Una organización que necesita menos energía para desarrollar la misma actividad reduce costes estructurales.
Si además consigue rentabilizar determinados ahorros mediante mecanismos como los CAE, el periodo de retorno de algunas inversiones puede mejorar.
Y esa combinación convierte la eficiencia en algo mucho más interesante que simplemente «pagar menos luz».
¿Cómo puede ayudarte Efinergia?
Cada empresa consume de una manera diferente.
Por eso las soluciones genéricas rara vez permiten conseguir el máximo ahorro.
En Efinergia analizamos las instalaciones, los consumos y las necesidades reales de cada negocio para detectar oportunidades de eficiencia y ayudar a priorizar aquellas actuaciones que pueden ofrecer un mejor retorno.
Antes de cambiar equipos, contratar nuevas soluciones o realizar una inversión importante, conocer los datos permite tomar decisiones con mayor seguridad.
Y en un escenario en el que los ahorros energéticos pueden adquirir además un valor económico, ese análisis resulta todavía más importante.
El ahorro energético está cambiando de valor
Los Certificados de Ahorro Energético para empresas introducen una nueva forma de entender la eficiencia.

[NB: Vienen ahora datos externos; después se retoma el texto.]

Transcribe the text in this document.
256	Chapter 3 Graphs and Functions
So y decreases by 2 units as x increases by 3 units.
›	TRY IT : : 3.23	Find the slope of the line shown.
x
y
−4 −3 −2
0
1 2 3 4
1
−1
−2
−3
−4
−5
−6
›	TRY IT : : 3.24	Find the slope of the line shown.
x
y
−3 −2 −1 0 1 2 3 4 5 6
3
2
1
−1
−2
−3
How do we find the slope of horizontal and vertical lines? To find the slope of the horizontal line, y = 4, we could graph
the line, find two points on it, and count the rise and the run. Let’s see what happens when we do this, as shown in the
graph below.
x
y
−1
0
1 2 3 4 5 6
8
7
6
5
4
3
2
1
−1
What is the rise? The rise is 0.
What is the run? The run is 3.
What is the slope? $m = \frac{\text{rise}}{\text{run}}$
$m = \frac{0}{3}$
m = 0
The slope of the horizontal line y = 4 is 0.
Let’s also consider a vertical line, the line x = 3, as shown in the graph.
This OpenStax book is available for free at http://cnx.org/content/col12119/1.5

La energía que no consumes sigue reduciendo tu factura, pero ahora determinados ahorros pueden tener además un valor que ayude a recuperar parte de la inversión realizada.
La propuesta anunciada esta semana para reforzar el Sistema de CAE demuestra que este mecanismo seguirá evolucionando y adquiriendo protagonismo en España.
Por eso quizá este sea un buen momento para hacerse una pregunta:
¿Sabes cuánto podría ahorrar realmente tu empresa si analizara hoy su consumo energético?.